Early this morning in Norway, the Nobel committee awarded the Nobel Peace Prize to pro democracy advocate Liu Xiaobo, a Chinese dissident imprisoned last year for subversion, for helping to spearhead a campaign for more freedom in China.
In a statement, the Nobel Committee said Liu, 54, deserved the prize "for his long and non-violent struggle for fundamental human rights in China." They added "China's new status must entail increased responsibility. China is in breach of several international agreements to which it is a signatory, as well as of its own provisions concerning political rights.
Predictably from the government that has sentence Liu to an 11-year-prison term, Chinese officials were dismissive and critical of the award.

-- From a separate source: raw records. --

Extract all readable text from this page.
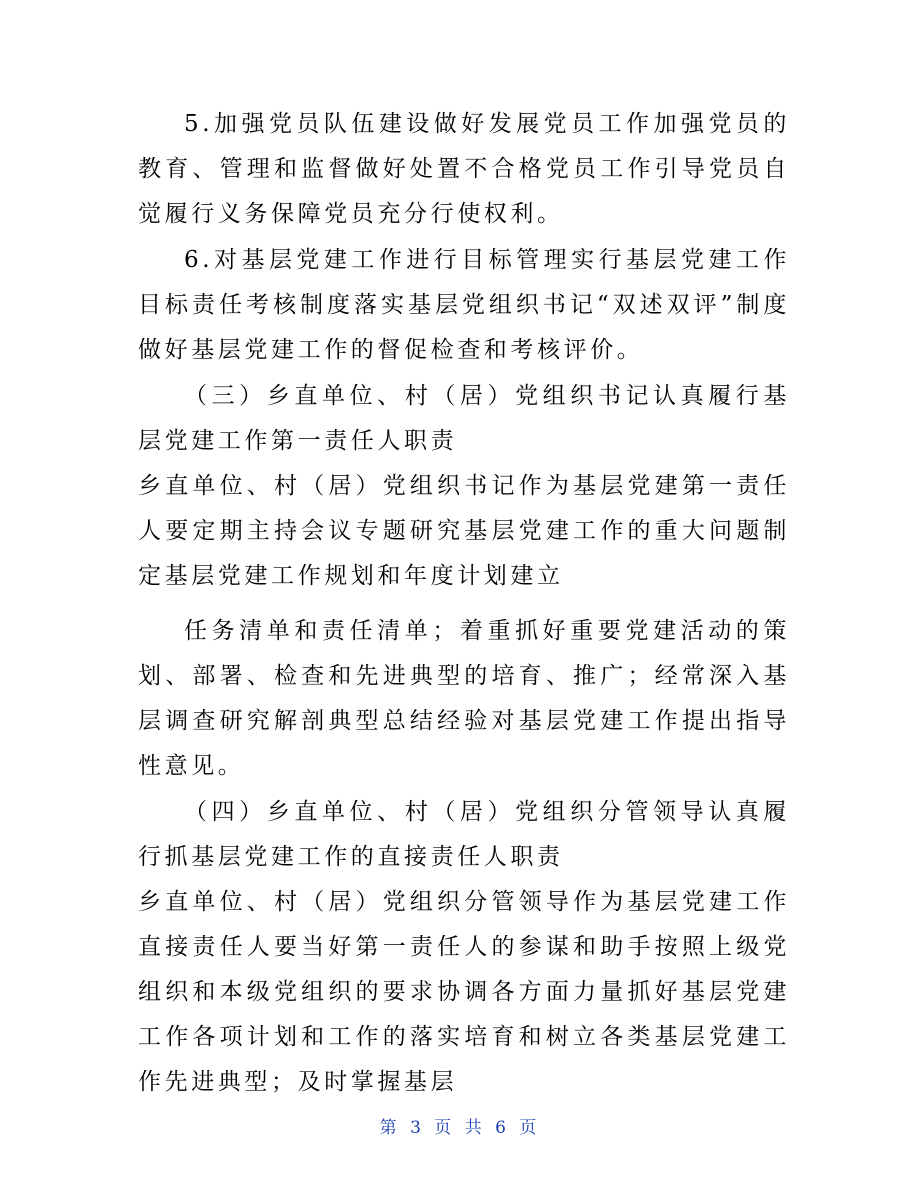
5.加强党员队伍建设做好发展党员工作加强党员的教育、管理和监督做好处置不合格党员工作引导党员自觉履行义务保障党员充分行使权利。

6.对基层党建工作进行目标管理实行基层党建工作目标责任考核制度落实基层党组织书记“双述双评”制度做好基层党建工作的督促检查和考核评价。

（三）乡直单位、村（居）党组织书记认真履行基层党建工作第一责任人职责

乡直单位、村（居）党组织书记作为基层党建第一责任人要定期主持会议专题研究基层党建工作的重大问题制定基层党建工作规划和年度计划建立

任务清单和责任清单；着重抓好重要党建活动的策划、部署、检查和先进典型的培育、推广；经常深入基层调查研究解剖典型总结经验对基层党建工作提出指导性意见。

（四）乡直单位、村（居）党组织分管领导认真履行抓基层党建工作的直接责任人职责

乡直单位、村（居）党组织分管领导作为基层党建工作直接责任人要当好第一责任人的参谋和助手按照上级党组织和本级党组织的要求协调各方面力量抓好基层党建工作各项计划和工作的落实培育和树立各类基层党建工作先进典型；及时掌握基层

第 3 页 共 6 页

"Liu Xiaobo is a sentenced criminal who has violated Chinese law," a spokesman for China's Foreign Ministry said in a statement. The spokesman, Ma Zhaoxu, said honoring Liu "runs counter to the principles of the Nobel Peace Prize."
Liu is the first Chinese citizen to win the Peace Prize and one of three laureates to have received it while in prison.
From the New York Times, which reports that the Chinese government blocked CNN's feed into China of the announcement this morning:
Thorbjoern Jagland, the chairman of the five-member Nobel committee, said Mr. Liu Xiaobo had become the foremost symbol for the human rights struggle in China. While he acknowledged that China had sought to dissuade the committee from making the award to Mr. Liu, he underscored that the committee acted independently of the Norwegian government and believed that it was right to criticize big powers.
The Norwegian Nobel Committee has long believed that there is a close connection between human rights and peace, he added.
China has become a big power in economic terms as well as political terms, and it is normal that big powers should be under criticism, he said in Oslo, where the prize was announced.